Japan’s veteran lawmaker Kono urges BOJ to raise rates

By Leika Kihara

TOKYO (Reuters) -Japan must balance its budget and push the central bank to raise interest rates to alleviate concern over the country’s finances, Taro Kono, touted as a candidate to become the next prime minister, said on Wednesday.

Kono also criticised former Prime Minister Shinzo Abe’s “Abenomics” reflationist policies, saying the country needs to shift to policies that focus more on structural reforms and cuts to government expenditure.

The remarks by Kono, a former minister in charge of digitalisation, pit him against Sanae Takaichi, another candidate vying for the premiership, who has advocated in favour of big spending and loose monetary policy.

“The size of the budget has been growing and growing, so it’s time for us to say we really need to balance the budget,” cut unnecessary expenditure and streamline the social security system, Kono told a news briefing at the Foreign Correspondents’ Club of Japan.

Political calls to cut taxes and boost payouts would also increase the budget deficit, a concern that has heightened volatility in the bond market, he said.

“That’s why I’ve been saying the government needs to ask the Bank of Japan to raise interest rates and in return, the government will streamline expenditure and try to balance the budget,” he said.

Kono, a veteran lawmaker who has also served as foreign minister, ran unsuccessfully in the ruling Liberal Democratic Party’s (LDP) leadership race last year where incumbent premier Shigeru Ishiba won.

The LDP’s huge loss in last month’s upper house election has led to growing calls from within the party for Ishiba to step down, and to hold another race to choose a new leader.

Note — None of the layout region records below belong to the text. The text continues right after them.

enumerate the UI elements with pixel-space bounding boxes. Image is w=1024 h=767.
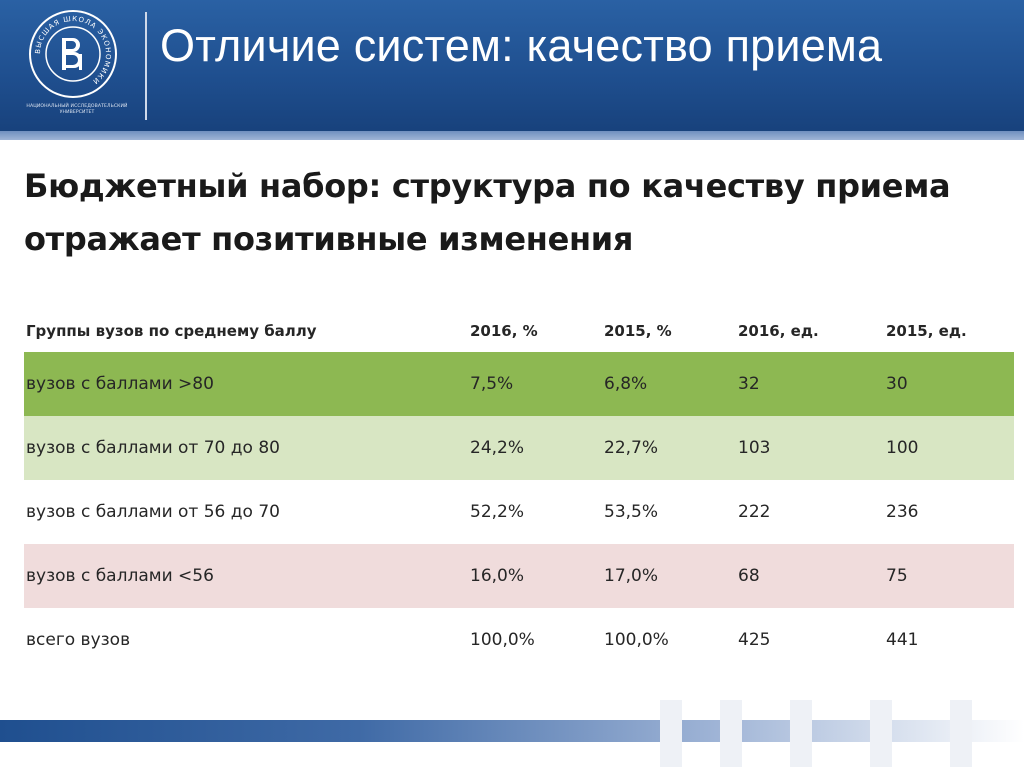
footer-watermark <box>660 700 972 767</box>
share-2016: 52,2% <box>470 502 525 522</box>
column-header-2015-percent: 2015, % <box>604 322 672 340</box>
table-row: вузов с баллами от 56 до 70 52,2% 53,5% … <box>24 480 1014 544</box>
group-label: вузов с баллами от 56 до 70 <box>26 502 280 522</box>
share-2015: 6,8% <box>604 374 648 394</box>
column-header-2016-percent: 2016, % <box>470 322 538 340</box>
header-divider <box>145 12 147 120</box>
slide-header <box>0 0 1024 138</box>
count-2015: 441 <box>886 630 919 650</box>
share-2016: 24,2% <box>470 438 525 458</box>
share-2015: 53,5% <box>604 502 659 522</box>
count-2016: 222 <box>738 502 771 522</box>
logo-caption: НАЦИОНАЛЬНЫЙ ИССЛЕДОВАТЕЛЬСКИЙ УНИВЕРСИТ… <box>26 104 128 115</box>
count-2015: 75 <box>886 566 908 586</box>
column-header-2015-units: 2015, ед. <box>886 322 967 340</box>
table-row: всего вузов 100,0% 100,0% 425 441 <box>24 608 1014 672</box>
share-2016: 7,5% <box>470 374 514 394</box>
count-2016: 32 <box>738 374 760 394</box>
headline: Бюджетный набор: структура по качеству п… <box>24 160 1014 266</box>
university-logo: ВЫСШАЯ ШКОЛА ЭКОНОМИКИ НАЦИОНАЛЬНЫЙ ИССЛ… <box>22 8 127 120</box>
headline-line-1: Бюджетный набор: структура по качеству п… <box>24 167 951 205</box>
logo-emblem: ВЫСШАЯ ШКОЛА ЭКОНОМИКИ <box>29 10 117 98</box>
logo-letter <box>62 38 82 70</box>
headline-line-2: отражает позитивные изменения <box>24 220 634 258</box>
footer-bar <box>0 720 1024 742</box>
share-2015: 22,7% <box>604 438 659 458</box>
group-label: вузов с баллами >80 <box>26 374 214 394</box>
group-label: вузов с баллами от 70 до 80 <box>26 438 280 458</box>
share-2015: 17,0% <box>604 566 659 586</box>
count-2016: 425 <box>738 630 771 650</box>
header-stripe <box>0 131 1024 140</box>
group-label: вузов с баллами <56 <box>26 566 214 586</box>
share-2015: 100,0% <box>604 630 669 650</box>
column-header-groups: Группы вузов по среднему баллу <box>26 322 317 340</box>
share-2016: 100,0% <box>470 630 535 650</box>
table-row: вузов с баллами от 70 до 80 24,2% 22,7% … <box>24 416 1014 480</box>
admission-quality-table: Группы вузов по среднему баллу 2016, % 2… <box>24 310 1014 672</box>
column-header-2016-units: 2016, ед. <box>738 322 819 340</box>
table-row: вузов с баллами <56 16,0% 17,0% 68 75 <box>24 544 1014 608</box>
count-2015: 100 <box>886 438 919 458</box>
table-header-row: Группы вузов по среднему баллу 2016, % 2… <box>24 310 1014 352</box>
group-label: всего вузов <box>26 630 131 650</box>
count-2016: 68 <box>738 566 760 586</box>
table-row: вузов с баллами >80 7,5% 6,8% 32 30 <box>24 352 1014 416</box>
count-2015: 236 <box>886 502 919 522</box>
share-2016: 16,0% <box>470 566 525 586</box>
count-2015: 30 <box>886 374 908 394</box>
count-2016: 103 <box>738 438 771 458</box>
slide-title: Отличие систем: качество приема <box>160 20 883 71</box>
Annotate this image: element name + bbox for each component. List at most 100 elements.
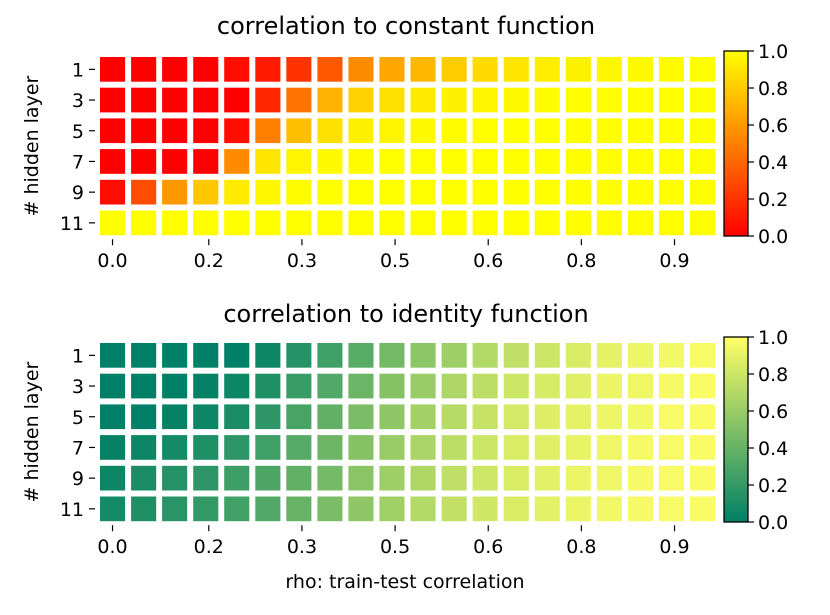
heatmap-cell [596,210,622,236]
heatmap-cell [534,373,560,399]
heatmap-cell [658,373,684,399]
heatmap-cell [379,149,405,174]
heatmap-cell [534,118,560,144]
heatmap-cell [193,435,219,460]
heatmap-cell [534,87,560,113]
heatmap-cell [503,496,529,522]
heatmap-cell [441,465,467,491]
heatmap-cell [690,343,716,368]
heatmap-cell [286,57,312,82]
colorbar-tick-label: 0.0 [758,226,788,248]
heatmap-cell [658,57,684,82]
heatmap-cell [410,373,436,399]
heatmap-cell [224,149,250,174]
heatmap-cell [317,87,343,113]
heatmap-cell [690,404,716,430]
heatmap-cell [410,118,436,144]
heatmap-cell [503,404,529,430]
heatmap-cell [100,57,126,82]
heatmap-cell [286,435,312,460]
heatmap-cell [162,57,188,82]
colorbar [723,336,749,523]
heatmap-cell [410,57,436,82]
x-tick-label: 0.0 [97,536,127,558]
heatmap-cell [131,373,157,399]
heatmap-cell [379,465,405,491]
heatmap-cell [596,435,622,460]
heatmap-cell [627,404,653,430]
heatmap-cell [627,87,653,113]
heatmap-cell [255,210,281,236]
chart-title: correlation to identity function [223,300,588,328]
heatmap-cell [348,465,374,491]
heatmap-cell [627,149,653,174]
heatmap-cell [441,57,467,82]
heatmap-cell [596,179,622,205]
heatmap-cell [100,373,126,399]
heatmap-cell [286,210,312,236]
heatmap-cell [565,210,591,236]
y-tick-label: 11 [60,213,84,235]
heatmap-cell [534,210,560,236]
heatmap-cell [565,57,591,82]
heatmap-cell [441,435,467,460]
heatmap-cell [690,435,716,460]
x-tick-label: 0.0 [97,250,127,272]
heatmap-cell [534,343,560,368]
heatmap-cell [131,87,157,113]
heatmap-cell [162,496,188,522]
y-tick-label: 1 [72,59,84,81]
heatmap-cell [503,373,529,399]
heatmap-cell [379,118,405,144]
heatmap-cell [658,435,684,460]
heatmap-cell [286,373,312,399]
heatmap-cell [348,210,374,236]
heatmap-cell [255,149,281,174]
heatmap-cell [565,465,591,491]
heatmap-cell [348,87,374,113]
heatmap-cell [565,373,591,399]
heatmap-cell [503,343,529,368]
heatmap-cell [193,118,219,144]
heatmap-cell [565,435,591,460]
heatmap-cell [193,404,219,430]
heatmap-cell [162,149,188,174]
heatmap-cell [690,179,716,205]
heatmap-cell [441,210,467,236]
heatmap-cell [534,404,560,430]
heatmap-cell [472,57,498,82]
heatmap-cell [534,435,560,460]
heatmap-cell [503,57,529,82]
heatmap-cell [379,179,405,205]
heatmap-cell [348,373,374,399]
heatmap-cell [472,373,498,399]
heatmap-cell [596,118,622,144]
heatmap-cell [224,57,250,82]
heatmap-cell [317,465,343,491]
heatmap-cell [100,118,126,144]
heatmap-cell [162,118,188,144]
y-tick-label: 3 [72,90,84,112]
heatmap-cell [131,179,157,205]
heatmap-cell [534,149,560,174]
heatmap-cell [286,87,312,113]
heatmap-cell [193,87,219,113]
colorbar-tick-label: 1.0 [758,327,788,349]
heatmap-cell [162,210,188,236]
heatmap-cell [286,118,312,144]
heatmap-cell [534,179,560,205]
heatmap-cell [565,118,591,144]
colorbar-tick-label: 0.4 [758,438,788,460]
heatmap-cell [286,404,312,430]
heatmap-cell [317,373,343,399]
x-tick-label: 0.2 [194,250,224,272]
heatmap-cell [690,87,716,113]
heatmap-cell [193,496,219,522]
heatmap-cell [348,343,374,368]
heatmap-cell [224,404,250,430]
heatmap-cell [503,87,529,113]
heatmap-cells [100,57,716,236]
x-tick-label: 0.6 [473,250,503,272]
heatmap-cell [255,87,281,113]
heatmap-cell [100,435,126,460]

Kono’s hawkish fiscal stance makes him an outlier in Japan’s current political circle, where most ruling and opposition party lawmakers favour boosting spending to support a fragile economy.

Kono said Abenomics – a policy introduced by deceased former premier Abe in 2013 that combines massive monetary stimulus, flexible fiscal spending and a growth strategy – focused too much on reflating the economy.

With the economy out of deflation and experiencing rising inflation, Japan needs a new economic policy that puts more emphasis on structural reform, he said.

“There are still people in LDP, mostly former members of the Abe faction … who still don’t want to say the age of Abenomics is over,” Kono said. “I think they are wrong. We definitely need to bring in structural change.”